A MASERU family’s bid to have their wine served at the royal wedding of Prince Harry in England later this month hit a snag last month after it was rejected.
According to Mothiba Thamae, the son of the Phatela Thamae who owns Sani Winery, based in the South of Maseru, they made their bid to supply the wine way later than schedule.
He said they are however still in talks with the British High Commission office in Pretoria.
“When we contacted the High Commission in Pretoria, we were told that the wine selection for the wedding had already been done,” Mothiba said.
“We were however, advised that there would be a ceremony in celebration of the royal wedding in Pretoria later in May so we can still send the wine there.”
He said they had hoped to use the wedding as a strategy to market their wine given that they are from a small country that is completely surrounded by South Africa which is one of the biggest wine producers in the world.
Lesotho enjoys a cordial relationship with the United Kingdom owing to the similarities in their monarchy system of governance. Lesotho was also a colony of the United Kingdom and relations have continued through the Commonwealth.

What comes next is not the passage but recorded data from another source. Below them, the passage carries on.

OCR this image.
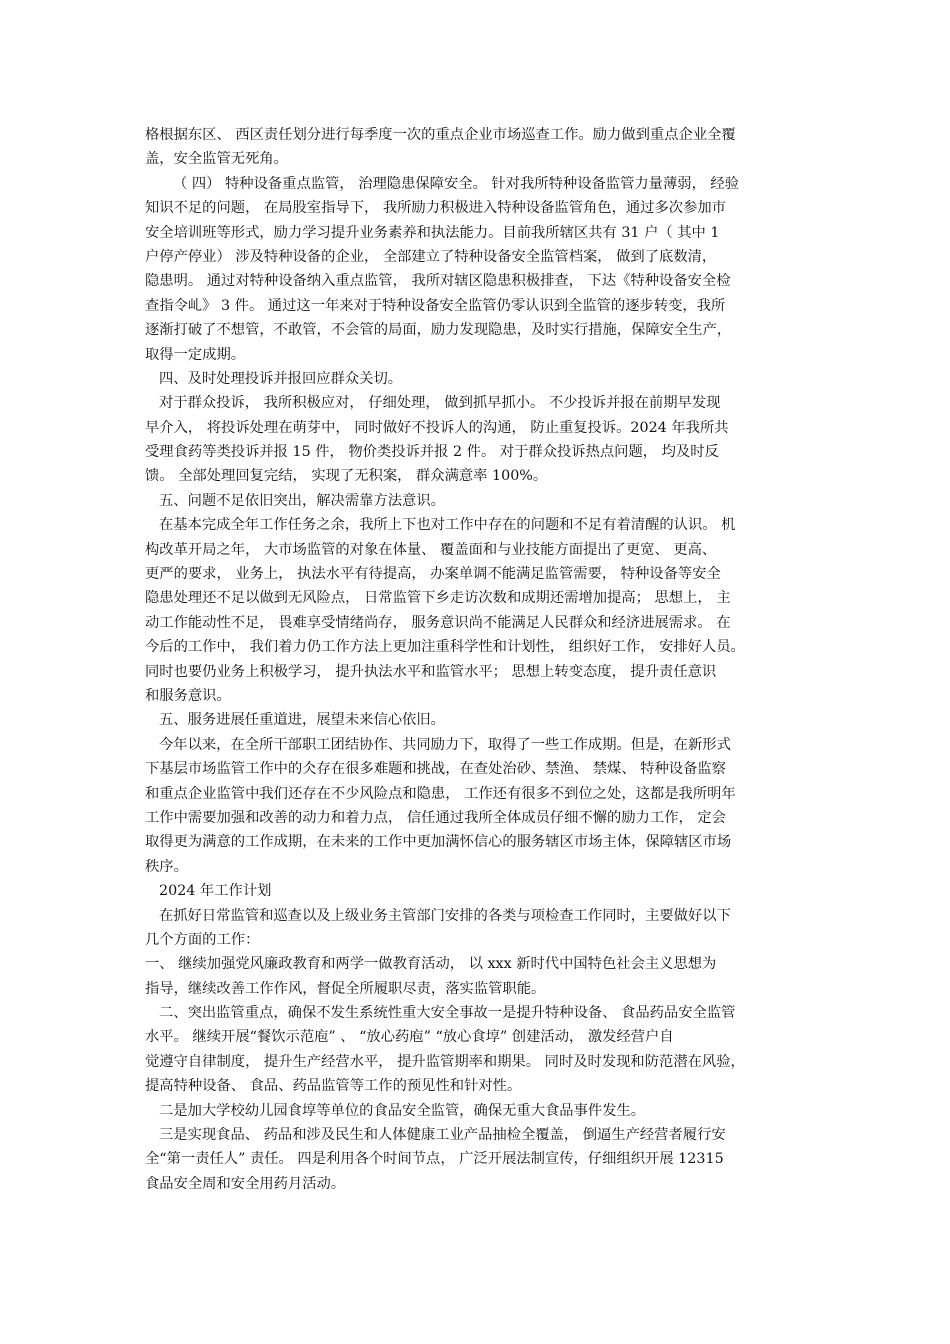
格根据东区、 西区责任划分进行每季度一次的重点企业市场巡查工作。励力做到重点企业全覆

盖，安全监管无死角。

（ 四） 特种设备重点监管， 治理隐患保障安全。 针对我所特种设备监管力量薄弱， 经验

知识不足的问题， 在局股室指导下， 我所励力积极进入特种设备监管角色，通过多次参加市

安全培训班等形式，励力学习提升业务素养和执法能力。目前我所辖区共有 31 户（ 其中 1

户停产停业） 涉及特种设备的企业， 全部建立了特种设备安全监管档案， 做到了底数清，

隐患明。 通过对特种设备纳入重点监管， 我所对辖区隐患积极排查， 下达《特种设备安全检

查指令乢》 3 件。 通过这一年来对于特种设备安全监管仍零认识到全监管的逐步转变，我所

逐渐打破了不想管，不敢管，不会管的局面，励力发现隐患，及时实行措施，保障安全生产，

取得一定成期。

四、及时处理投诉并报回应群众关切。

对于群众投诉， 我所积极应对， 仔细处理， 做到抓早抓小。 不少投诉并报在前期早发现

早介入， 将投诉处理在萌芽中， 同时做好不投诉人的沟通， 防止重复投诉。2024 年我所共

受理食药等类投诉并报 15 件， 物价类投诉并报 2 件。 对于群众投诉热点问题， 均及时反

馈。 全部处理回复完结， 实现了无积案， 群众满意率 100%。

五、问题不足依旧突出，解决需靠方法意识。

在基本完成全年工作任务之余，我所上下也对工作中存在的问题和不足有着清醒的认识。 机

构改革开局之年， 大市场监管的对象在体量、 覆盖面和与业技能方面提出了更宽、 更高、

更严的要求， 业务上， 执法水平有待提高， 办案单调不能满足监管需要， 特种设备等安全

隐患处理还不足以做到无风险点， 日常监管下乡走访次数和成期还需增加提高； 思想上， 主

动工作能动性不足， 畏难享受情绪尚存， 服务意识尚不能满足人民群众和经济进展需求。 在

今后的工作中， 我们着力仍工作方法上更加注重科学性和计划性， 组织好工作， 安排好人员。

同时也要仍业务上积极学习， 提升执法水平和监管水平； 思想上转变态度， 提升责任意识

和服务意识。

五、服务进展任重道进，展望未来信心依旧。

今年以来，在全所干部职工团结协作、共同励力下，取得了一些工作成期。但是，在新形式

下基层市场监管工作中的仌存在很多难题和挑战，在查处治砂、禁渔、 禁煤、 特种设备监察

和重点企业监管中我们还存在不少风险点和隐患， 工作还有很多不到位之处，这都是我所明年

工作中需要加强和改善的动力和着力点， 信任通过我所全体成员仔细不懈的励力工作， 定会

取得更为满意的工作成期，在未来的工作中更加满怀信心的服务辖区市场主体，保障辖区市场

秩序。

2024 年工作计划

在抓好日常监管和巡查以及上级业务主管部门安排的各类与项检查工作同时，主要做好以下

几个方面的工作：

一、 继续加强党风廉政教育和两学一做教育活动， 以 xxx 新时代中国特色社会主义思想为

指导，继续改善工作作风，督促全所履职尽责，落实监管职能。

二、突出监管重点，确保不发生系统性重大安全事故一是提升特种设备、 食品药品安全监管

水平。 继续开展“餐饮示范庖” 、 “放心药庖” “放心食埻” 创建活动， 激发经营户自

觉遵守自律制度， 提升生产经营水平， 提升监管期率和期果。 同时及时发现和防范潜在风验，

提高特种设备、 食品、药品监管等工作的预见性和针对性。

二是加大学校幼儿园食埻等单位的食品安全监管，确保无重大食品事件发生。

三是实现食品、 药品和涉及民生和人体健康工业产品抽检全覆盖， 倒逼生产经营者履行安

全“第一责任人” 责任。 四是利用各个时间节点， 广泛开展法制宣传，仔细组织开展 12315

食品安全周和安全用药月活动。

Lesotho’s Prince Seeiso Bereng Seeiso is also the only African monarch invited to the wedding.
The Thamaes embarked onto the winery project in 2008 after a tourist, Eric Verhaak, who saw their table vines encouraged him to embark onto wine production.
Previously, Thamae was a mere trader of fruits and vegetables at the Masianokeng junction in the south of Maseru.

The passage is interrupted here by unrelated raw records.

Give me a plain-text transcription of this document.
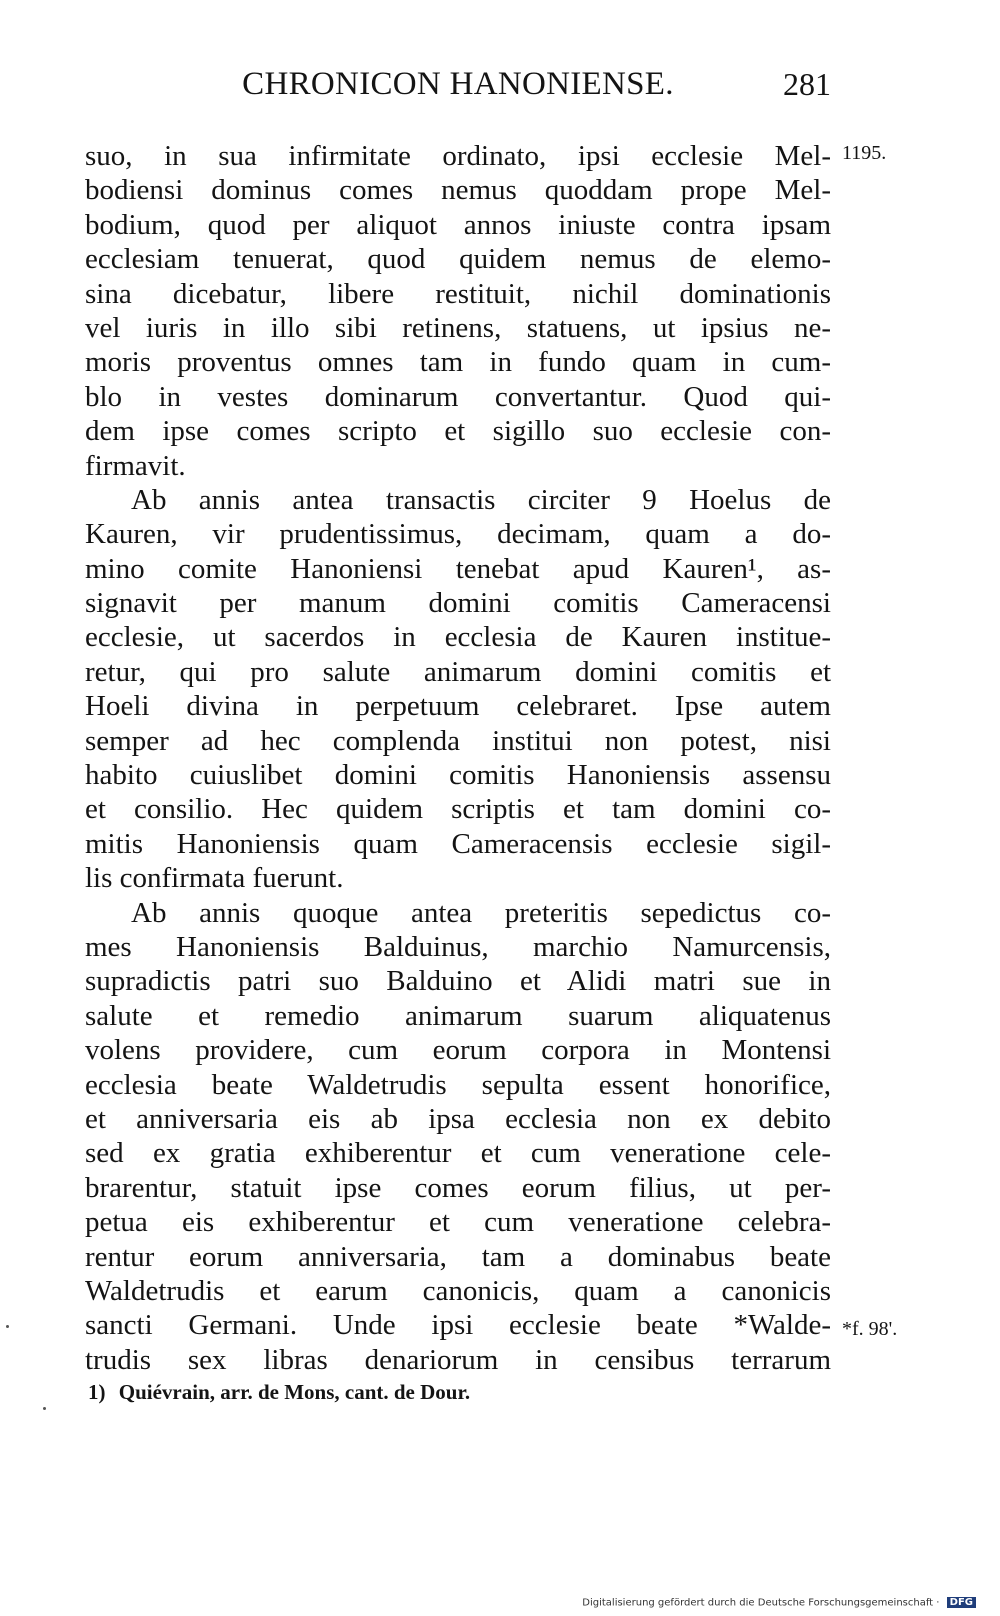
CHRONICON HANONIENSE.	281
suo, in sua infirmitate ordinato, ipsi ecclesie Mel-
bodiensi dominus comes nemus quoddam prope Mel-
bodium, quod per aliquot annos iniuste contra ipsam
ecclesiam tenuerat, quod quidem nemus de elemo-
sina dicebatur, libere restituit, nichil dominationis
vel iuris in illo sibi retinens, statuens, ut ipsius ne-
moris proventus omnes tam in fundo quam in cum-
blo in vestes dominarum convertantur. Quod qui-
dem ipse comes scripto et sigillo suo ecclesie con-
firmavit.
Ab annis antea transactis circiter 9 Hoelus de
Kauren, vir prudentissimus, decimam, quam a do-
mino comite Hanoniensi tenebat apud Kauren¹, as-
signavit per manum domini comitis Cameracensi
ecclesie, ut sacerdos in ecclesia de Kauren institue-
retur, qui pro salute animarum domini comitis et
Hoeli divina in perpetuum celebraret. Ipse autem
semper ad hec complenda institui non potest, nisi
habito cuiuslibet domini comitis Hanoniensis assensu
et consilio. Hec quidem scriptis et tam domini co-
mitis Hanoniensis quam Cameracensis ecclesie sigil-
lis confirmata fuerunt.
Ab annis quoque antea preteritis sepedictus co-
mes Hanoniensis Balduinus, marchio Namurcensis,
supradictis patri suo Balduino et Alidi matri sue in
salute et remedio animarum suarum aliquatenus
volens providere, cum eorum corpora in Montensi
ecclesia beate Waldetrudis sepulta essent honorifice,
et anniversaria eis ab ipsa ecclesia non ex debito
sed ex gratia exhiberentur et cum veneratione cele-
brarentur, statuit ipse comes eorum filius, ut per-
petua eis exhiberentur et cum veneratione celebra-
rentur eorum anniversaria, tam a dominabus beate
Waldetrudis et earum canonicis, quam a canonicis
sancti Germani. Unde ipsi ecclesie beate *Walde-
trudis sex libras denariorum in censibus terrarum
1195.
*f. 98'.
1) Quiévrain, arr. de Mons, cant. de Dour.
Digitalisierung gefördert durch die Deutsche Forschungsgemeinschaft · DFG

Mothiba said Verhaak, who also happens to be a wine maker in Paarl, South Africa, took soil samples that he got tested in South Africa.
“When the results came he pledged to hand hold us through the process of establishing a winery as we did not have any experience,” Mothiba said.
Narrating his journey, Thamae said he had always loved farming from childhood but social expectation sent him off to gold mines in neighbouring South Africa.
He however, came back a few years later and upon his arrival, the farmer started sowing vegetable seedlings for commercial market.
“I was the first person to sell cabbage seedling at Masianokeng junction,” Thamae said.
He quickly went back to his gardening duties leaving his son, Mothiba, to take over the interview.
Mothiba said they bought and planted 500 vines in 2008 and had their harvest four years later where the yield of 200kg of grapes gave them 50 bottles of white wine.
After the first harvest, the family never looked back and today they produce at least 400 bottles of white wine each year.
The family hoped to venture into sweet wine but were deterred by their failure to control the temperatures in their still ill-equipped winery.
“We have grown from the initial 50 bottles to 400 or more depending on the harvest. We have tried to venture into sweet wine but then we ended up using the 100 bottles that we produced as sweeteners,” Mothiba said.
“We have also planted new vines for red wine and we have so far only managed to get 250 liters from the harvest. The wine has not yet been sold commercially.”
At M150 for each bottle, growth has been at snail’s pace for the Thamaes and Mothiba says they hope to secure funds to broaden their operation so that it can become commercially viable.
So far, the winery cannot export its products as it has to increase their volumes first before they can apply for their exportation license.
The Thamaes however, take solace from the local hotels, liquor stores and restaurants who have supported the business and Mothiba attests that they are even failing to satisfy the local market.
Mothiba said they also hope to increase their capacity so that they do not have to wait for the few barrels that use to ferment their wine.
The whole operation relies on just eight barrels but these are inadequate and the family only has to wait for their sales so that they can add two barrels every year.
A brand-new barrel stores 225 litres of wine and costs at least M10 000 while a used one costs anything from M3000 upwards.
He said they have tried to secure financial assistance from the government through its various schemes that support local businesses but that has not helped.
“The barrels are not supposed to be empty for long, so we have to wait for the wine that is in the barrels to ferment before we can ferment more. The process is longer and it means our capacity remains low.
“We also need electricity if we are to grow the business and be able to produce more. For instance, to produce sweet wine, the temperature needs to be controlled. There are times we need to stop fermentation so that the wine doesn’t go sour but without electricity we can’t do that.”
The family uses torturous manual processes to control the temperature in their makeshift cellar by blocking the windows so that the barrels are not exposed to direct sunlight.
Initially they used to use a cellar in Roma but because of the long distance, it also became expensive and they have since converted one of their rooms into a cellar.
“It was difficult to monitor our product so we resorted to coming back here.”
The vines also rely on rain water and Mothiba says they long to have boreholes so that they can enhance their production.
“Every cent of profit made is regenerated for production since we are not making any significant money as yet. We have salaries to pay for the seven full time and five part time employees,” Mothiba said.
He said their dream is to expand the vineyard from a hectare to five hectares.